Senegal Becomes 2nd ILRS Member to Join Artemis Accords

Senegal became the 56th nation to join the Artemis Accords on Thursday—and just the second country to join both the US-led coalition and a rival Chinese-led initiative to build a lunar research station.

“Senegal chooses to join the great human adventure that has always driven us to explore the unknown,” Maram Kairé, the director general of the Senegalese Agency for Space Studies, said at a ceremony at NASA HQ in DC. “This signature marks a meaningful step in our space diplomacy and in our ambition to contribute to the peaceful exploration of outer space.”  

A bit of history: The African nation established its space agency in March 2023, and launched its first satellite, an EO nanosat dubbed Gaindesat-1A, in August 2024. Senegal may not be a space power, but Kairé emphasized the critical role assets in orbit have in protecting the nation’s agriculture industry. 

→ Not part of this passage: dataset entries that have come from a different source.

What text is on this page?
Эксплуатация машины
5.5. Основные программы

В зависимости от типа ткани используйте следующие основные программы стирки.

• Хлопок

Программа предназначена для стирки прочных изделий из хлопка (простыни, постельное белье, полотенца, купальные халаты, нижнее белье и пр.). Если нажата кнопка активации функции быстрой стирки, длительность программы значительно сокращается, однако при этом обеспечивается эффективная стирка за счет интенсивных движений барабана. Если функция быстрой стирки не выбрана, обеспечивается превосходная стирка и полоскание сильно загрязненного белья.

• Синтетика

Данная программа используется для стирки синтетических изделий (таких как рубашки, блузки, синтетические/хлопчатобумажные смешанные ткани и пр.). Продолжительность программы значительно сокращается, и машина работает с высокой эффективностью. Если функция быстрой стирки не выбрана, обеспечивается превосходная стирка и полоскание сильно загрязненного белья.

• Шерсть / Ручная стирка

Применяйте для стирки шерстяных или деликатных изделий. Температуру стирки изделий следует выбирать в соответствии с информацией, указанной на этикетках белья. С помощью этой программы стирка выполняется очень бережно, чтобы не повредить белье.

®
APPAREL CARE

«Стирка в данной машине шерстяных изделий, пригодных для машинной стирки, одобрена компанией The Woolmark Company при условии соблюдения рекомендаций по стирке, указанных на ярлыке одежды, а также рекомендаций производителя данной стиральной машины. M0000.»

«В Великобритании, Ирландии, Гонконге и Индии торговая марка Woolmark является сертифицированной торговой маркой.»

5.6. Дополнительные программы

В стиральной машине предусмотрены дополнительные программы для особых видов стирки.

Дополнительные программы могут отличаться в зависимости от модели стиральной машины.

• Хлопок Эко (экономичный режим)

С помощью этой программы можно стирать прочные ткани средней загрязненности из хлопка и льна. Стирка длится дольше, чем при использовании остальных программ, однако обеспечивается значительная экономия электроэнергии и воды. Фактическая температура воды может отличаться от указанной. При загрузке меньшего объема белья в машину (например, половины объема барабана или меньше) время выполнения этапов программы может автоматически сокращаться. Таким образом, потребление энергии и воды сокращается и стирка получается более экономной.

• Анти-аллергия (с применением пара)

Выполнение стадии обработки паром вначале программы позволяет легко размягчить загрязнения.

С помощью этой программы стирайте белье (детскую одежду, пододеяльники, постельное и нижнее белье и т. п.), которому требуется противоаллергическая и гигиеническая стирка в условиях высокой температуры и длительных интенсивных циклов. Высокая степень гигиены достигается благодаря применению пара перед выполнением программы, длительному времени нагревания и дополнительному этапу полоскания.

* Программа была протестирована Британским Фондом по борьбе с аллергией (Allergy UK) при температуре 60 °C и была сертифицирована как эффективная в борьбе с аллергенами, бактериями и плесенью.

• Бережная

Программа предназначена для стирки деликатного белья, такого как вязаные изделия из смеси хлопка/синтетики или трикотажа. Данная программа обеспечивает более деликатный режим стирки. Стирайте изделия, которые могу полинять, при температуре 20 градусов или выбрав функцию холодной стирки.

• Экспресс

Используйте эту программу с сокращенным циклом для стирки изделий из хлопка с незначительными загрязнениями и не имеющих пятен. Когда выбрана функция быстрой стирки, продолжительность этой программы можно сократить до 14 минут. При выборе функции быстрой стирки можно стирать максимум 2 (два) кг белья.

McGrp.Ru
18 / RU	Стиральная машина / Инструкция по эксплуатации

“Space is not a luxury for us,” he said. “It is a tool of development.” 

Multiple choice: The global initiative to explore the Moon has largely split into two camps:

  • The Artemis Accords, established in 2020 by the US and seven other founding nations,. The non-binding agreement sets best practices for responsible and transparent space exploration, and greenlights lunar resource extraction.
  • The International Lunar Research Station, an initiative spearheaded by China to build a scientific station on the Moon’s south pole by 2035. The ILRS has more than a dozen members. 

US officials have previously made clear that all nations are welcome in the Artemis Accords, and that they are not asking countries to choose between the two groups. Still, only two nations have now made the decision to sign onto both frameworks.

Look back: Thailand became the first ILRS member to join the Artemis Accords in December. 

Set the scene: In the absence of the interim and deputy NASA administrators, Brian Hughes, NASA’s chief of staff, led the ceremony on the US side, joined by Jonathan Pratt, a State Department official leading the agency’s Bureau of African Affairs.

“As we welcome Senegal, we show the world that America leads with its friends,” Hughes said. “With this signature, Senegal tells the world it is committed to upholding these principles.”